EDIT: Update Issue title to match new info

LostRuins commented 1 month ago

The way the slope works is different from a gradual slope that the original KoboldAi uses.

The slope in koboldcpp works like this: The tokens in the rep pen range are divided into two groups, near and far. Then rep_pen is applied to tokens from the 'near' group, whereas rep_pen*slope is applied to tokens from the 'far' group. So it mimics the effects of a slope but is more coarse in nature.

Reithan commented 1 month ago

Nice. Ok, so the behavior is worked as intended, however it's probably still needed to update tooltips and documentation on the git wikis for koboldcpp and lite.koboldai.net to match the implemented behavior. ESPECIALLY the ones that say that -1/0 disables the Rep Range (it disable Rep Penalty entirely instead).

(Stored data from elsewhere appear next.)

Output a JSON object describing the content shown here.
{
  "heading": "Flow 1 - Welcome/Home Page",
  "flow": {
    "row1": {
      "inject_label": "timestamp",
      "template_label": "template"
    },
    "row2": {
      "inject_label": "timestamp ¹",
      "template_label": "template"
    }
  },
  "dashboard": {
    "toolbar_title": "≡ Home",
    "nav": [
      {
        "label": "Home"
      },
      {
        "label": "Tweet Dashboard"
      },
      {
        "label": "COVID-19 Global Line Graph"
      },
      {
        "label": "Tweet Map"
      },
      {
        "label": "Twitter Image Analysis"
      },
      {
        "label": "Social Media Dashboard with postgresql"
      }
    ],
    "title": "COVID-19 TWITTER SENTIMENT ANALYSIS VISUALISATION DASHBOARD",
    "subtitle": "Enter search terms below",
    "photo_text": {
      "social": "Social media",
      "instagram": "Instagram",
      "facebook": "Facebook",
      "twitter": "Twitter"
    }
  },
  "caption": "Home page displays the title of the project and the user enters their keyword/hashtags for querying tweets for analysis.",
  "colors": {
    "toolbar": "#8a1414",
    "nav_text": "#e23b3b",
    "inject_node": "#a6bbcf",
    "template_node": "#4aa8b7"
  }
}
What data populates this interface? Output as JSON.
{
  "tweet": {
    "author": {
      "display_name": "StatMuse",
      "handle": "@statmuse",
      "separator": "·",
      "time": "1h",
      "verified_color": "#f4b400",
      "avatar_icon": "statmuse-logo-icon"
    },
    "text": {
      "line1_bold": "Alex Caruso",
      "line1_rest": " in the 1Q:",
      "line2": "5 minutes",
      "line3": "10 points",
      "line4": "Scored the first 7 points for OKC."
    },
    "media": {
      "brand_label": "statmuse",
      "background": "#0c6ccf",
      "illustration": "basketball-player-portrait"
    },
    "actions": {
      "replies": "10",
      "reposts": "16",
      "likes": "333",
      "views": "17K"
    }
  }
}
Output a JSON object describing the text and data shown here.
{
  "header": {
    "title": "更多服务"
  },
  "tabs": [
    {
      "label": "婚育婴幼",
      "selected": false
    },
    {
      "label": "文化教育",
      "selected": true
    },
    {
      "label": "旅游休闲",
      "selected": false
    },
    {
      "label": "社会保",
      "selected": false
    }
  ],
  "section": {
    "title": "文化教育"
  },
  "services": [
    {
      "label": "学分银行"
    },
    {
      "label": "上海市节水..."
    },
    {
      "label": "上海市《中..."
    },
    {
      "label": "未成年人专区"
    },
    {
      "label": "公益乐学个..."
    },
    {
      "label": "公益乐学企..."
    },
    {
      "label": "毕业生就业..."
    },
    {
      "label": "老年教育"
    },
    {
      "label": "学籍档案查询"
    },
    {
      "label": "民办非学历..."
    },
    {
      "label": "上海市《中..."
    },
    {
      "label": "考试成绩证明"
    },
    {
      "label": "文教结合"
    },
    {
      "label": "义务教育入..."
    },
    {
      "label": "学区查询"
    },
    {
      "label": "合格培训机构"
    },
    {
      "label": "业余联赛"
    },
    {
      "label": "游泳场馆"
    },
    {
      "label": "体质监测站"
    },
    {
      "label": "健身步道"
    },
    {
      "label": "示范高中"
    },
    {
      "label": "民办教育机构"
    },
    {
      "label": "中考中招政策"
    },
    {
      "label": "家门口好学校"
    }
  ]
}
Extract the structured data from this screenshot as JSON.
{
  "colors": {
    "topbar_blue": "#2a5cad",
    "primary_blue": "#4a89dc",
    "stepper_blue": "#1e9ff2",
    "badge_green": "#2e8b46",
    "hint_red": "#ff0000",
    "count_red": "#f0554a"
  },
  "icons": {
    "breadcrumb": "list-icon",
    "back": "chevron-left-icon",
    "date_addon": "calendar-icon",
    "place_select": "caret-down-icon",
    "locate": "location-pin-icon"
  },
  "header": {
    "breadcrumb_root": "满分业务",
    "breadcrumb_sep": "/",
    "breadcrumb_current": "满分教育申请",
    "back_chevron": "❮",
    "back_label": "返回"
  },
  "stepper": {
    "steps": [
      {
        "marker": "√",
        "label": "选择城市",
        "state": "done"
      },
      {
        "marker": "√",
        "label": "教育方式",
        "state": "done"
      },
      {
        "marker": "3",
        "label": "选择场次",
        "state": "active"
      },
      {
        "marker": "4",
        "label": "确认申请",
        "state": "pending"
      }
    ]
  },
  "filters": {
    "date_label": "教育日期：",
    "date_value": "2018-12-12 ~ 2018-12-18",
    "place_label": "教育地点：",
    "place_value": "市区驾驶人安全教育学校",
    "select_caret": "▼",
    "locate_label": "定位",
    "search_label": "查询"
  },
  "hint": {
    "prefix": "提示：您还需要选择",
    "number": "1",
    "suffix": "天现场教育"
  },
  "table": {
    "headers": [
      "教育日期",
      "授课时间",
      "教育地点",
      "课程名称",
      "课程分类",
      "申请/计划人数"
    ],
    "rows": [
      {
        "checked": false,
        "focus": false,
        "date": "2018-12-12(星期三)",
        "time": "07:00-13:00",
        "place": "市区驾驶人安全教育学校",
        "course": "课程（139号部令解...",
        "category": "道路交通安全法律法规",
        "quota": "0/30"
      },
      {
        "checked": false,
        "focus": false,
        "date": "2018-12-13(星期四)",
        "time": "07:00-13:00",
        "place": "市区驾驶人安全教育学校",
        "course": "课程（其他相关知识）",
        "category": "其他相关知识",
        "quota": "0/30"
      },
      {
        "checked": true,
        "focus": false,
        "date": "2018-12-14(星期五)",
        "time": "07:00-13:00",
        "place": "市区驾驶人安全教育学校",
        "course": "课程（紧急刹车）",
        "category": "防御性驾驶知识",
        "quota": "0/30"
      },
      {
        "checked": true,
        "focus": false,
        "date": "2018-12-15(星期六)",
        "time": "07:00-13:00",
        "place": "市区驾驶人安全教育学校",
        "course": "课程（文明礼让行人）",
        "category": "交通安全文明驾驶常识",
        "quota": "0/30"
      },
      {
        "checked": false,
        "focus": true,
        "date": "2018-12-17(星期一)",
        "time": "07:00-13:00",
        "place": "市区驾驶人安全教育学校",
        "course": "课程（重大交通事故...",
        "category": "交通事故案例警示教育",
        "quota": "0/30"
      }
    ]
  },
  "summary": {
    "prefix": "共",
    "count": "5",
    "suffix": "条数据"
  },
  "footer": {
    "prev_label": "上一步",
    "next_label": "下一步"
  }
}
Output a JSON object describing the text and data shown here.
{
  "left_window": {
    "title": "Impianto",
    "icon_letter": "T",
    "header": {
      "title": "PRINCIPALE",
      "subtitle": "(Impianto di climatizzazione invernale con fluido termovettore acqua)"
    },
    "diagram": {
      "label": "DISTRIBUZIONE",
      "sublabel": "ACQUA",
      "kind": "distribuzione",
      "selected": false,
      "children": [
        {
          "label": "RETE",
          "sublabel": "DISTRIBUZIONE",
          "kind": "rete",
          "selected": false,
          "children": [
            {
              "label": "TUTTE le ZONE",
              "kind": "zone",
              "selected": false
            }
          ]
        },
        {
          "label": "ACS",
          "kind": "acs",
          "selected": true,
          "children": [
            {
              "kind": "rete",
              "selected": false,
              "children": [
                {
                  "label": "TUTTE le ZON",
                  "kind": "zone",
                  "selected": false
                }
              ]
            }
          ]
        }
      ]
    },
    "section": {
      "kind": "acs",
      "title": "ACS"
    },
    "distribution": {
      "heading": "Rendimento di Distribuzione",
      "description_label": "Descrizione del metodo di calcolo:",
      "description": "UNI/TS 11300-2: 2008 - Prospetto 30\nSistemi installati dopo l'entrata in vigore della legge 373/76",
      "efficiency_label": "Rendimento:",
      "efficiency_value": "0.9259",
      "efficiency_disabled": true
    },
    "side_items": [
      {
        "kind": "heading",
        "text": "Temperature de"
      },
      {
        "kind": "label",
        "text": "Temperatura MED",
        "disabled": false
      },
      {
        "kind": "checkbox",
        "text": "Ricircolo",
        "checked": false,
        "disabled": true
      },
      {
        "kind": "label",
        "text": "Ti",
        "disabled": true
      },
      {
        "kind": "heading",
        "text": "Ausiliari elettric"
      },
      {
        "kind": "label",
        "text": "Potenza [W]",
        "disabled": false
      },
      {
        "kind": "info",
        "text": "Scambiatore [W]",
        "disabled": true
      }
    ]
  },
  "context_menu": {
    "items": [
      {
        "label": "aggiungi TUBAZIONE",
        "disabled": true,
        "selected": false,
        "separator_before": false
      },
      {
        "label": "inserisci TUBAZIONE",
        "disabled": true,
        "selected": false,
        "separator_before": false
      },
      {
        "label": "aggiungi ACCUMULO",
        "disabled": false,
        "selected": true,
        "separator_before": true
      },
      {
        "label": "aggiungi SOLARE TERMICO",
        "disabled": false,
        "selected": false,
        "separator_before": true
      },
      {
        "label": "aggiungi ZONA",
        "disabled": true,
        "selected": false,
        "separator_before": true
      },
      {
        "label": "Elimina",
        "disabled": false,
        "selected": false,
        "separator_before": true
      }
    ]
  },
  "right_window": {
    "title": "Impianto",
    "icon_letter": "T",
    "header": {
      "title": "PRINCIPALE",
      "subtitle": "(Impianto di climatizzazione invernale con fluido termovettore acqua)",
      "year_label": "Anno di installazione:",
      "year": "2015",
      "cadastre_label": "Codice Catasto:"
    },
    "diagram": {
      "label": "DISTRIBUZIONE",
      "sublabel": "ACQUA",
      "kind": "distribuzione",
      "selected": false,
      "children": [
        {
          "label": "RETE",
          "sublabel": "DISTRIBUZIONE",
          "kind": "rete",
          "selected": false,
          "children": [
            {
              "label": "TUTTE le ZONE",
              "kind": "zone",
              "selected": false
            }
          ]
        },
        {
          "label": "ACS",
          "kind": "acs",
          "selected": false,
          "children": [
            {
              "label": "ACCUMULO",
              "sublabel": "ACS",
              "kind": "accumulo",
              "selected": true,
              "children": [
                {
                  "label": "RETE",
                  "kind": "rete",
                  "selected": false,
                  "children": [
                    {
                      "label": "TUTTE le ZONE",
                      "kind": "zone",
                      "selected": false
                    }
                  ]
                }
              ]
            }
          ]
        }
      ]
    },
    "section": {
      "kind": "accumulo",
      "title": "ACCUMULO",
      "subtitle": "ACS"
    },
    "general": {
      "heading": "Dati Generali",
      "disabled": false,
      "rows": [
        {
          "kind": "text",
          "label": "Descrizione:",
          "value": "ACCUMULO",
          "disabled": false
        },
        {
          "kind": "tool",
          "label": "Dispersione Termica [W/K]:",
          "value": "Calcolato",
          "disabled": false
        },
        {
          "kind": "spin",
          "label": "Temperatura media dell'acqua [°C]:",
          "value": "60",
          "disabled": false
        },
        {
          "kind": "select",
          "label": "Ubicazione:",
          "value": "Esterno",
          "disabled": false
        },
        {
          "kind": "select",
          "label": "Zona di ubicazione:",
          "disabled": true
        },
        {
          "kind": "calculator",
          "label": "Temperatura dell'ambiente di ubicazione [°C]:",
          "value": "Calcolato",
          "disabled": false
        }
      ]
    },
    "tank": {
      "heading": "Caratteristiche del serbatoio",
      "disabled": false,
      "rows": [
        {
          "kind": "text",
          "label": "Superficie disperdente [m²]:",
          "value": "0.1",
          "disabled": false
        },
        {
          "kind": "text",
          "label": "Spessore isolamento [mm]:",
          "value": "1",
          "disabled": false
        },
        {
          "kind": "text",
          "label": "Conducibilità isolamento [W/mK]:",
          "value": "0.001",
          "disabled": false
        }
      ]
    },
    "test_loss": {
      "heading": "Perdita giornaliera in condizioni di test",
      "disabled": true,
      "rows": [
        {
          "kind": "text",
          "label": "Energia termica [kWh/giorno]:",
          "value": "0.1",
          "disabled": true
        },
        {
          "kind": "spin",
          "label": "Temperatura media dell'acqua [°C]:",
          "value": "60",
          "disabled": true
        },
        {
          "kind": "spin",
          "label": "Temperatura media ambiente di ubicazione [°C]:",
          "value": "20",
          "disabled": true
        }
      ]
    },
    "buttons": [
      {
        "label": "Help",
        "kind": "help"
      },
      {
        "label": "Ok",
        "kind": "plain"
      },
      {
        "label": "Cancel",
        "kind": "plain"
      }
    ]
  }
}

LostRuins commented 1 month ago

Disabling rep pen range and disabling rep pen has the same effect, doesn't it? You cant have a rep pen with a 0 range.

Reithan commented 1 month ago

Frustratingly I can't find it now, but there was a tooltip or wiki someplace on here that said set range to 0 to disable, or set to -1 to take the whole context. The -1 autocorrects to 0 and disables it.

Also "Disable Range" isn't explicitly disabling the penalty, so I wasn't clear if that mean it would take some minimum range, only count the generated text, or something else.